We explored inside Olin Library and saw students studying or power napping on giant bean bags. My mom, the effervescent lady that she is, stopped two kids just to tell them that I was an admitted student (which really bore zero relevance to their Thursday night studying). But they turned around, and with genuine smiles, asked if I was enjoying my visit. They stopped to talk. Really stopped, neither of them checking watches or making moves towards the door.
They said that college was challenging, but that they never got bored, never plateaued. Eventually they did have to go back to their dorms, but they wished us a nice visit and hoped that I would pick WashU in the end.
It was such an unnecessarily personal moment. Ever since getting to WashU, I’ve felt like life at this school is made up of perfectly personal moments.
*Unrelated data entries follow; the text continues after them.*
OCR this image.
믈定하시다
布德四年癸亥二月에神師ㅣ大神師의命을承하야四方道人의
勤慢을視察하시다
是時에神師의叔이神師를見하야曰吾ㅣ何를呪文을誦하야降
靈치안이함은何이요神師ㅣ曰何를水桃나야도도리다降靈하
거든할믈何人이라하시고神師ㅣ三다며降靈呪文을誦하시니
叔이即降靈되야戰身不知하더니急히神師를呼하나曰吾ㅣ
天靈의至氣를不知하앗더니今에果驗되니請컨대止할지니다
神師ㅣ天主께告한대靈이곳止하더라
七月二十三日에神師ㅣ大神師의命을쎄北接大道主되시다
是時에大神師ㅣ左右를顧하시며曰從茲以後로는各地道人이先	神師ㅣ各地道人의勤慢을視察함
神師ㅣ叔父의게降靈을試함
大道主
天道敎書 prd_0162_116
It’s easy for people not to care, to get wrapped up in the chaos of their own lives, but WashU students take the time out of their day to protect one another and support one another.
Even still, it’s hard to imagine that even the best people will be able to respond with so much readiness and warmth when abject tragedy strikes. In a definite contrast from the bliss of April 2016, I woke up on October 2nd, 2017 to a flurry of concerned text messages. At 6 AM in St. Louis and 4 AM in Las Vegas, it was too early for me to understand what had happened or to get a response from anyone at home. I got ready for class and Googled.
As soon as I figured out what was happening back at home, the texts and calls started rolling in. Over the course of 11 hours, I got over 60 texts and calls, a bunch of emails, and a myriad of Facebook messages from people at WashU asking if I was okay. A couple of friends brought over food and hugs.
An affectionate, but not relatively touchy person, I was taken aback with the love everyone expressed through their words and actions.
I cannot imagine what it would have been like to be at school, desperately trying to figure out what was going on at home, if I didn’t have the support and love of this community. It would have been impossible for me to live my life as both a Vegas native and a college student that week if it hadn’t been for the people at this university and their ability to come together in times of tragedy.
Reflecting a month later, I realize that the people of WashU rose up to impress me as a potential student, but they did not fail to support me once I arrived here. For that I am infinitely grateful.